Почти до утра Юнги продолжал ныть о том, что у них с Намджуном разрыв, и это его бросили, сказав, будто им не по пути, потом ещё деньги какие-то в лицо швырнули. Если бы Хосок заранее знал, чем это закончится, ни за что бы в тот вечер не настаивал на выходе Юнги из дому.
Помимо жуткого похмелья на следующий день накрывает и соль-боль от расставания. Хосок притопал с антипохмелином, помогает встать, Юнги сидеть страшно: всё продолжает вертеться и крутиться, сотрудники вестибулярного аппарата разъехались в отпуска.
— Ты вчера наебенился сильнее обычного, — Хосок протягивает стакан.
— Ага. В щи.
Где-то между рюмками с водкой глотал и пиво, мешал по-страшному, чтобы сделать себе похуже. Сегодняшней катастрофы тогда не предвидел. Расходился только к вечеру, и то потому, что Хосок вытянул на прогулку. Прохлада приободрила.

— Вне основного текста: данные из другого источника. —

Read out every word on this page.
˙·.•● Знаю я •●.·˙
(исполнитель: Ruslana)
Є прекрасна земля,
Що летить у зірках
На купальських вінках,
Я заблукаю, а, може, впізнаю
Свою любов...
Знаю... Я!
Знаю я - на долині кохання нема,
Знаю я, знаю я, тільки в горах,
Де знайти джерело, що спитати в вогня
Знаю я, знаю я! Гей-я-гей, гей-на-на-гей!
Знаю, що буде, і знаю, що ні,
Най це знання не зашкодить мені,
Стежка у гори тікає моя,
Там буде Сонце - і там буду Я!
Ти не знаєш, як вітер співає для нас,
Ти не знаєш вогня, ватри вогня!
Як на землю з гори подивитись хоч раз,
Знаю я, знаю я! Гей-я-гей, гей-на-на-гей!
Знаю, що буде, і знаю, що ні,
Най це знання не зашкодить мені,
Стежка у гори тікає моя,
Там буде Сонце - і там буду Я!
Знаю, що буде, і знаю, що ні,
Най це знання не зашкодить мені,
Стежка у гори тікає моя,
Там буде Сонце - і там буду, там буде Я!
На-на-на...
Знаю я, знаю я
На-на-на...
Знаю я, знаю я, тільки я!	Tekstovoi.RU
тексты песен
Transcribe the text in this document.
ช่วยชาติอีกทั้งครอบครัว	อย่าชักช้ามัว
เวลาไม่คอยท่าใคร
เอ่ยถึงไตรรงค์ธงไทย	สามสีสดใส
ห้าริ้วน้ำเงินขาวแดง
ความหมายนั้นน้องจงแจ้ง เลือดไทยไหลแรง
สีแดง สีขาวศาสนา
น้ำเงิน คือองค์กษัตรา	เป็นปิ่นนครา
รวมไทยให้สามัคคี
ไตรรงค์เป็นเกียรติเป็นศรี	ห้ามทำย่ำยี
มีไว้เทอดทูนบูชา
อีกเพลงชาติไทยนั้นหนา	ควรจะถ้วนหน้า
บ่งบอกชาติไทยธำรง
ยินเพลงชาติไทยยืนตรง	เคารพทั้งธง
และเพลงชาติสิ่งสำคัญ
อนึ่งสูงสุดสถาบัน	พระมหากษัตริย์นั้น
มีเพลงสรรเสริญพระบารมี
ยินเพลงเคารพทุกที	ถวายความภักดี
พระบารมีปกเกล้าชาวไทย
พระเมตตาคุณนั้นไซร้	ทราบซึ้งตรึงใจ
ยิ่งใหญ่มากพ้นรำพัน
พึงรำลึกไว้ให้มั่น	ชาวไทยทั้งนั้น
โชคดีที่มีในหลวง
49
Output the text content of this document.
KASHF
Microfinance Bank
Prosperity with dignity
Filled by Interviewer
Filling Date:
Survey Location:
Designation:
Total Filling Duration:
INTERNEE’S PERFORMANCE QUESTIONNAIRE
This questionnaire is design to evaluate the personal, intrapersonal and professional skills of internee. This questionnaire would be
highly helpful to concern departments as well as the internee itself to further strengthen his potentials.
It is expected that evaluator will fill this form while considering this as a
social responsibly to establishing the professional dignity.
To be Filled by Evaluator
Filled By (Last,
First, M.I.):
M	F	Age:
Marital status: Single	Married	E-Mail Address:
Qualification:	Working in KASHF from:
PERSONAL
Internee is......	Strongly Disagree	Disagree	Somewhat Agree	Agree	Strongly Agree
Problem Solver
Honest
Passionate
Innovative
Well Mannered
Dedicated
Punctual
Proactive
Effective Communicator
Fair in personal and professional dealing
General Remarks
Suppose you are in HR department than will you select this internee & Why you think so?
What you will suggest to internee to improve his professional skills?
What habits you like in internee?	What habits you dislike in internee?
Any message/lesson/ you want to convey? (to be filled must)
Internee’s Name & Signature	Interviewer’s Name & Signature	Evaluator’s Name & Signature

— Насчёт того, что я вчера устроил… Давай не обсуждать, лады? — просит Юнги.
— Без проблем, — соглашается Хосок.
После они возвращаются, Хосок садится за макбук и ваяет новые планы, Юнги устраивается рядышком и виновато смотрит. Вообще-то кое-что ему бы обсудить не мешало. Он прекрасно помнит, что проболтался.
— Хосоки? — эта редкая форма обращения действует на того магически: дела сразу же заброшены.